The NPOP swab was collected from each patient by a trained medical professional and kept in the VTM tube. Before the collection of NPOP swabs, individuals were asked to provide self-collected gargle specimens following the protocol given and supervised by healthcare workers. Prior to gargle sample collection, patients were required to satisfy a 45-min fasting period during which they were not allowed to eat, drink, smoke, brush their teeth, and use mouthwash. Patients who underwent dental procedures 24 h prior to sample collection were excluded. Patients were required to deeply inhale 5 to 6 times, throat cough 5 to 6 times while having their masks on, and gargle the provided solution (2.5 mL of Gargle Solution). Patients then spit out the gargled solution into the provided collection tube, where 3 mL of BioSaliva Collection Buffer (PT Biofarma, Bandung, Indonesia) was then transferred to the same tube afterwards. Collection tubes were then inverted 10 times to mix the gargled solution and the Collection Buffer. Samples were then processed in Biosafety Laboratory level 2 at RSDK and RSND, Semarang, Indonesia. At the end of specimen collection, patients were asked to vote for which method was preferrable.

Viral RNA extraction

The pairs of specimens were labelled with different laboratory numbers and randomized. Technicians who performed viral RNA extraction and RT-PCR were unaware of the names and laboratory numbers of the participants. 200 µL of NPOP swab VTM and 200 µL of saliva samples were treated with lysis buffers and processed using DaAn Gene Manual Extraction Kit (DaAn Gene Co., Ltd. of Sun Yat-sen University, Guangzhou, China) following the manufacturer’s protocol.

RT-PCR workflow

The detection of SARS-CoV-2 in the specimens was performed by RT-PCR amplification of the SARS-CoV-2 helicase (nsp13) and RdRP (nsp12) gene fragments using the mBioCoV19 Multiplex qRT-PCR Diagnostic Kit (PT Biofarma, Bandung, Indonesia), which was approved for the detection of SARS-CoV-2 by the Indonesian Ministry of Health. mBioCoV19 boast a lower limit of detection of 5 copies RNA/reaction. The detection of the human RNase P gene was included in the kit as a control. RT-PCR was performed using the LightCycler® 480 Instrument (Roche Life Science, Penzberg, Germany) at RSDK and RSND. The result was considered positive if the cycle threshold (Ct) values of one of the target genes were < 40 and negative when the Ct values of both targets were ≥ 40.

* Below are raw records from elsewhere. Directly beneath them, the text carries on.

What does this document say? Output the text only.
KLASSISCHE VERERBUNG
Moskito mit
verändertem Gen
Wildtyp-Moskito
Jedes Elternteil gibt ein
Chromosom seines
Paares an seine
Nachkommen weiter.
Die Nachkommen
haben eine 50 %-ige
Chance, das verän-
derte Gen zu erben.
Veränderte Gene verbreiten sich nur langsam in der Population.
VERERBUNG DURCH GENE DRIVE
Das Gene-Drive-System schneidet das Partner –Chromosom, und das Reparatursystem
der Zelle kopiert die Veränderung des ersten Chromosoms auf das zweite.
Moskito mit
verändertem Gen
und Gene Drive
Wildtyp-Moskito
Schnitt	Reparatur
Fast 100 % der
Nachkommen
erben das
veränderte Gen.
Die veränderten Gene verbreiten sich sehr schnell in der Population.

Assessment of BioSaliva’s capability in preserving viral RNA in gargle specimens

To assess the preservation of viral RNA at room temperature by BioSaliva, we conducted a preliminary study on the stability of spiked viral RNA in gargle specimens at room temperature (22–27 °C), refrigerator (2–8 °C), − 20 °C freezer (− 15 to  − 20 °C), and − 80 °C freezer (− 75 to − 85 °C). Gargle specimens from healthy volunteers were acquired and spiked with SARS-CoV-2 viral RNA at a concentration of 20 copies/µl. The spiked gargle specimens were then mixed with BioSaliva Collection buffer and subjected to RNA extraction and qRT-PCR to compare the Ct values at 0, 7, 14, 21, and 31, resulting in a total of 80 gargle specimens being tested. Additionally, to test the performance of BioSaliva Collection Buffer in preserving the RNA integrity, we stored the spiked gargle specimens with and without the Collection Buffer at room temperature (22–27 °C) for 2 days.

Statistical analysis

Data were analyzed for normality, and descriptive statistics are presented as a number (%) for categorical variables and the mean ± standard deviation (SD) or median (interquartile range; IQR) for continuous variables. Kruskal–Wallis test was performed to compare the Ct values across different storage temperatures. Fisher's exact test was used for categorical variables. Sensitivity, specificity, positive predictive value, negative predictive value and a 95% CI were calculated to assess diagnostic performance. Cohen’s κ coefficient 21 was used to estimate the agreement between the gargle RT-PCR and nasopharyngeal and oropharyngeal swab RT-PCR results. The Wilcoxon matched-pairs signed rank test was used to compare the Ct values between the gargle RT-PCR and nasopharyngeal and oropharyngeal swab RT-PCR results. All statistical analyses were performed using GraphPad statistical software version 9.1.2 (GraphPad, San Diego, CA, USA).